In Hungary last month, the government made the citizens an offer they could not refuse. They could either remit their individual retirement savings to the state, or lose the right to the basic state pension (but still have an obligation to pay contributions for it). In this extortionate way, the government wants to gain control over $14bn of individual retirement savings.
The Bulgarian government has come up with a similar idea to the one implemented in Hungary. $300m of private early retirement savings was supposed to be transferred to the state pension scheme. The government gave way after trade unions protested and finally only about 20% of the original plans were implemented.
It could only happen in Europe, right? Think again.
In the state of New Jersey, lawmakers voted last year to allow the seizure of gift cards and travelers checks after two to three years as a way to raise about $80 million and help balance the state’s budget. Although a federal judge temporarily struck down the law, the state is currently appealing.

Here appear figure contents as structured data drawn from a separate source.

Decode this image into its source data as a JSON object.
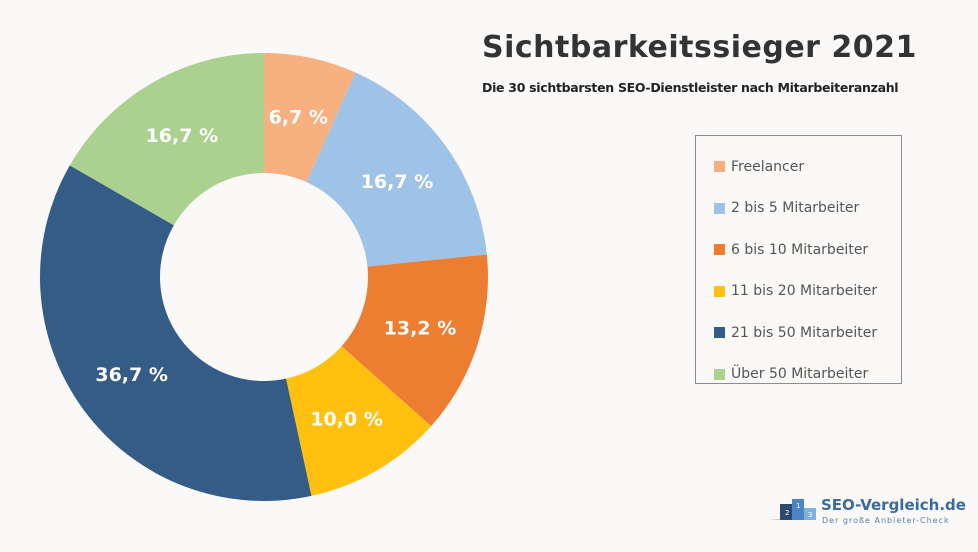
{
  "header": {
    "title": "Sichtbarkeitssieger 2021",
    "subtitle": "Die 30 sichtbarsten SEO-Dienstleister nach Mitarbeiteranzahl"
  },
  "logo": {
    "name": "SEO-Vergleich.de",
    "tagline": "Der große Anbieter-Check"
  },
  "chart_data": {
    "type": "pie",
    "variant": "donut",
    "title": "Sichtbarkeitssieger 2021",
    "legend_position": "right",
    "categories": [
      "Freelancer",
      "2 bis 5 Mitarbeiter",
      "6 bis 10 Mitarbeiter",
      "11 bis 20 Mitarbeiter",
      "21 bis 50 Mitarbeiter",
      "Über 50 Mitarbeiter"
    ],
    "values": [
      6.7,
      16.7,
      13.2,
      10.0,
      36.7,
      16.7
    ],
    "labels": [
      "6,7 %",
      "16,7 %",
      "13,2 %",
      "10,0 %",
      "36,7 %",
      "16,7 %"
    ],
    "colors": [
      "#f7b07f",
      "#9fc3e7",
      "#ed7d31",
      "#ffc010",
      "#355c86",
      "#aad18e"
    ],
    "unit": "%"
  }
}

Let’s think about this. If you are holding gift cards or travelers checks that are over two years old, the state of New Jersey will steal it from you. If someone came into your house and stole your money like this, you would call the police and feel victimized. Why does the state feel they can legally steal these private funds from people?
Let’s look at Ireland. In 2001, the National Pension Reserve Fund was brought into existence for the purpose of supporting pensions of the Irish people in the years 2025-2050. The scheme was also supposed to provide for the pensions of some public sector employees (mainly university staff). However, in March 2009, the Irish government earmarked €4bn from this fund for rescuing banks. In November 2010, the remaining savings of €2.5bn was seized to support the bailout of the rest of the country. I wonder what will become of these public sector employees that try to retire and find that their government has squandered their pensions?

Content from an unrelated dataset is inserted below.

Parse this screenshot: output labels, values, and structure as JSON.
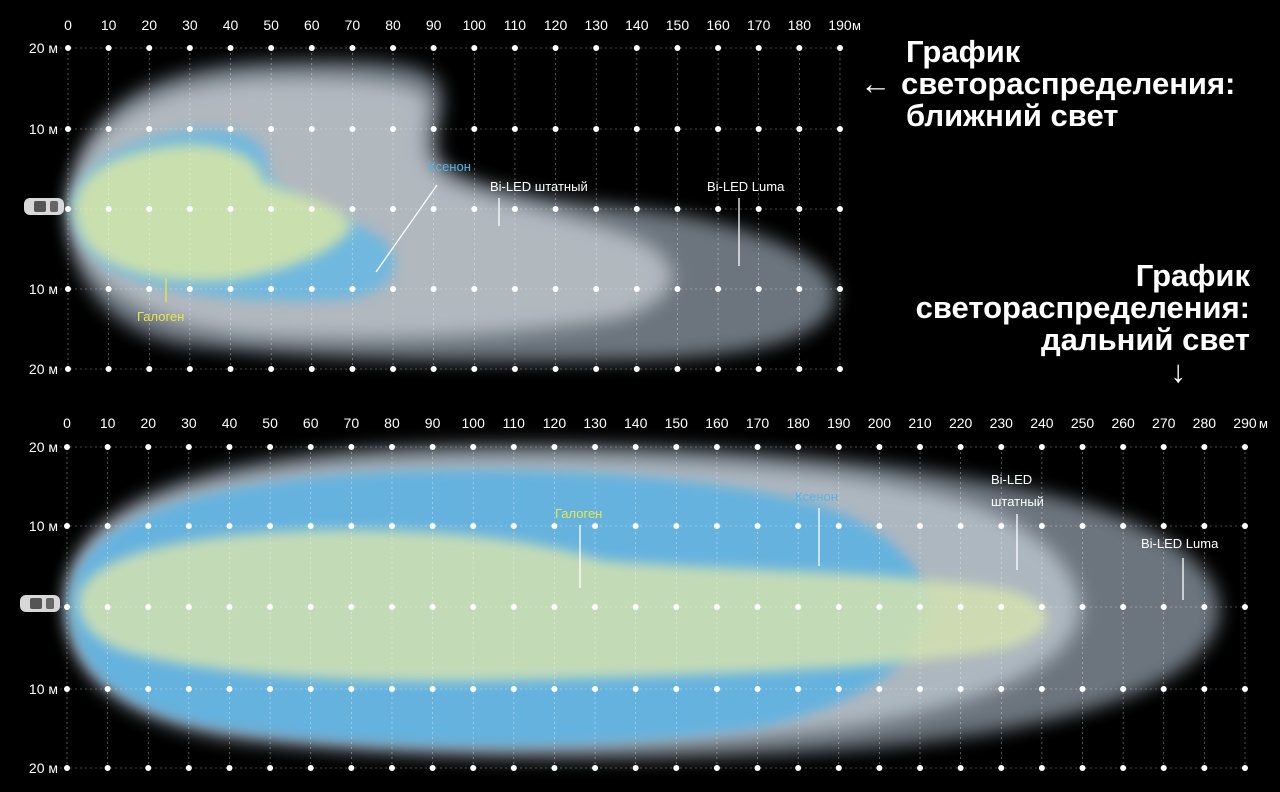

For many decades, the U.S. government has indulged in the habit of taking money out of Social Security funds to bolster its other programs. This off-budget spending of Social Security funds is possibly the biggest threat to elderly Americans’ retirement plans.
Social Security is now just a joke. Each year I receive letters stating that although I have paid into the system as required, Social Security will be broke by the time I wish to retire and that I can only expect partial benefit payments. In fact, I don’t expect ANY benefit payments.
Although governments are able to force participation in these new taxes and retirement schemes, they do not seem to be the best guardians of the money accumulated there. It is time that the people stop the theft being perpetrated by governments across the world. Only fiscal conservatism can bring sanity back to a states budget – not theft.